NEW YORK - Two prominent lawyers and activists of Indian origin have strongly urged the Bill & Melinda Gates Foundation not to honour Prime Minister Narendra Modi with an award for his sanitation and toilet access project across India, citing his past month’s “repressive” actions in occupied Kashmir and the northeastern state of Assam.

“While public health is undoubtedly a priority in India and around the world, such an honour would come as his Hindu nationalist party has incited violence against minorities, silenced dissent and curtailed freedom of expression,” Suchitra Vijayan, a lawyer and executive director of the Polis Project, and Arjun Singh Sethi, a human rights lawyer and adjunct professor of law at Georgetown University Law Center, wrote in an article published in The Washington Post on Saturday.

“In light of Modi’s record, including promoting repressive policies in the past month in Kashmir and the northeastern state of Assam, he should not be given the award,” they said in the joint article.

“If the Gates Foundation really wants to amplify sanitation efforts in India, it should give the award to community workers instead of a far-right nationalist,” the article said. Indian Minister of State in the Prime Minister’s Office, Jitendra Singh, announced earlier this week that Modi will receive an award from the foundation for his 2014 “Swachh Bharat Abhiyaan” (Clean India Mission) from during his visit to the United States later this month.

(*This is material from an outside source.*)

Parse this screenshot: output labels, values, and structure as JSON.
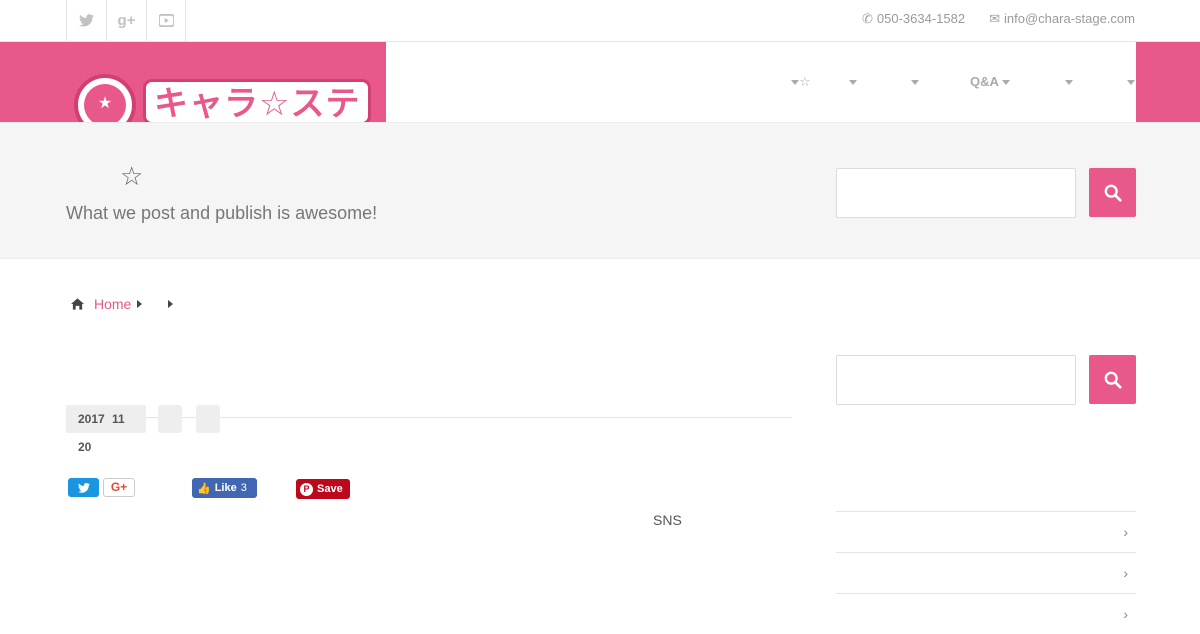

In their opinion piece, Ms Vijayan and Mr Sethi, wrote:

“Since August 5, India has imposed an unprecedented communication blockade on Kashmir. Landlines, mobile phones and the Internet have been suspended. Many Kashmiris remain cut off from their families, and a strict curfew is still in place in many areas. In the days leading up to the blockade, 38,000 troops were moved into the Kashmir Valley, putting the total troop count at more than 500,000 in what was already one of the world’s most militarized regions.

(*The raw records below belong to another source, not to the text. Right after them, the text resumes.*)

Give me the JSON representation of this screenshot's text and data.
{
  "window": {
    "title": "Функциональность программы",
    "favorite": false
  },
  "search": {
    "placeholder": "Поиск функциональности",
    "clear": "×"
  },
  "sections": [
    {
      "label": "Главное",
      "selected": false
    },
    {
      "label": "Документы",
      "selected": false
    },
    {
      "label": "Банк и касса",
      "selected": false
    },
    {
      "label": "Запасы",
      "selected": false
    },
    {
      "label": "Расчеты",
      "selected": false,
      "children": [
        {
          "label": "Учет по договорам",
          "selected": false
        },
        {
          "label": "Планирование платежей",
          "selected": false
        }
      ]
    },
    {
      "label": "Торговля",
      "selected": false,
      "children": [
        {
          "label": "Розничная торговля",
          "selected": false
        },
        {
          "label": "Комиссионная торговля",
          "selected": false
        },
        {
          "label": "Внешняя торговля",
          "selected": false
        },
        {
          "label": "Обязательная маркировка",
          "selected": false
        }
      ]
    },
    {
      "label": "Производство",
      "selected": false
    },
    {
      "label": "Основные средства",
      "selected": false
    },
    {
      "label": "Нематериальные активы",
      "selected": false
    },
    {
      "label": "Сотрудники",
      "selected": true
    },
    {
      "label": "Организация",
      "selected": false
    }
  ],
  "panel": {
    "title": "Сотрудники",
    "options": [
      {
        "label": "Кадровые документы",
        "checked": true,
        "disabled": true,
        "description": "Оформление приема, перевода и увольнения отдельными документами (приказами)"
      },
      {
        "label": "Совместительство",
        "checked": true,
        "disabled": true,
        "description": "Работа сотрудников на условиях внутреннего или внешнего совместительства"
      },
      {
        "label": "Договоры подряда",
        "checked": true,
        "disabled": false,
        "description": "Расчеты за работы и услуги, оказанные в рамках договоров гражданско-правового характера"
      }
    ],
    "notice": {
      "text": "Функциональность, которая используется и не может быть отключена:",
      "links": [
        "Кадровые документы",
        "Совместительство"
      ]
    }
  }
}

“The reports that have emerged from Kashmir since the blackout are frightening. Thousands of Kashmiris, including human rights advocates, elected officials and even young students, have reportedly been arrested in raids.”


The local prisons are full, according to a local magistrate, and many detainees have been flown out of the region. Family members wait in anguish, fearing that their loved ones may be forcibly disappeared, as an estimated 8,000 Kashmiris were before them. There have been reports of torture and police violence. Compounding this is a humanitarian crisis, as patients in Kashmir can’t access medicine and life-saving treatment.

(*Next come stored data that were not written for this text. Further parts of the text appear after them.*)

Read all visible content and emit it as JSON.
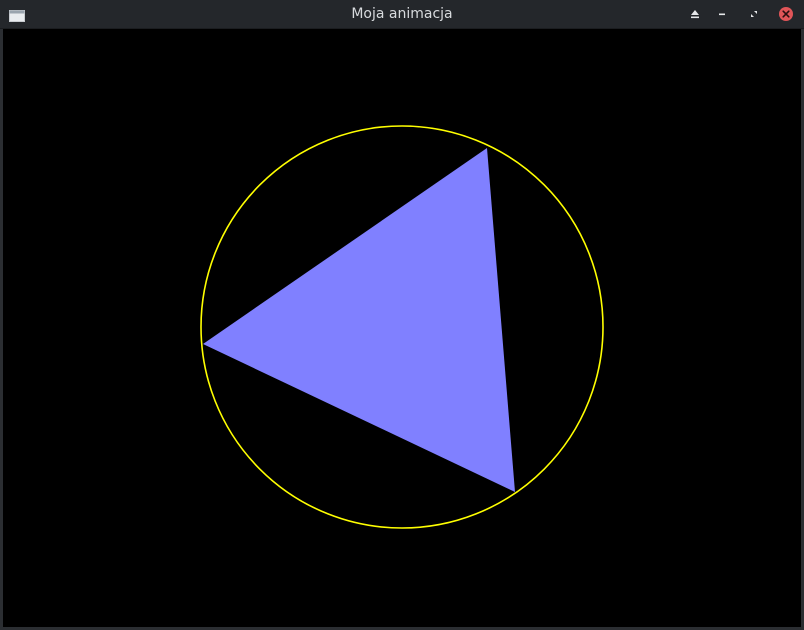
{
  "window": {
    "title": "Moja animacja"
  },
  "titlebar": {
    "app_icon": "window-icon",
    "buttons": [
      {
        "name": "keep-above",
        "icon": "eject-triangle-icon"
      },
      {
        "name": "minimize",
        "icon": "minimize-icon"
      },
      {
        "name": "maximize",
        "icon": "maximize-icon"
      },
      {
        "name": "close",
        "icon": "close-icon"
      }
    ]
  },
  "scene": {
    "background_color": "#000000",
    "circle_color": "#ffff00",
    "triangle_color": "#8080ff"
  },
  "colors": {
    "titlebar_bg": "#24272b",
    "title_text": "#d7dadd",
    "close_button": "#e05558"
  }
}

“At the same time, Modi is also pursuing an exclusionary strategy in Assam. On August 31, the government published a list that excluded about 1.9 million people who it claims do not have the appropriate documents to prove their citizenship. Many are Muslims, women and children from low-income and impoverished backgrounds. Those excluded from the list have 120 days to appeal and prove their citizenship, and if they fail, could be detained or deported.”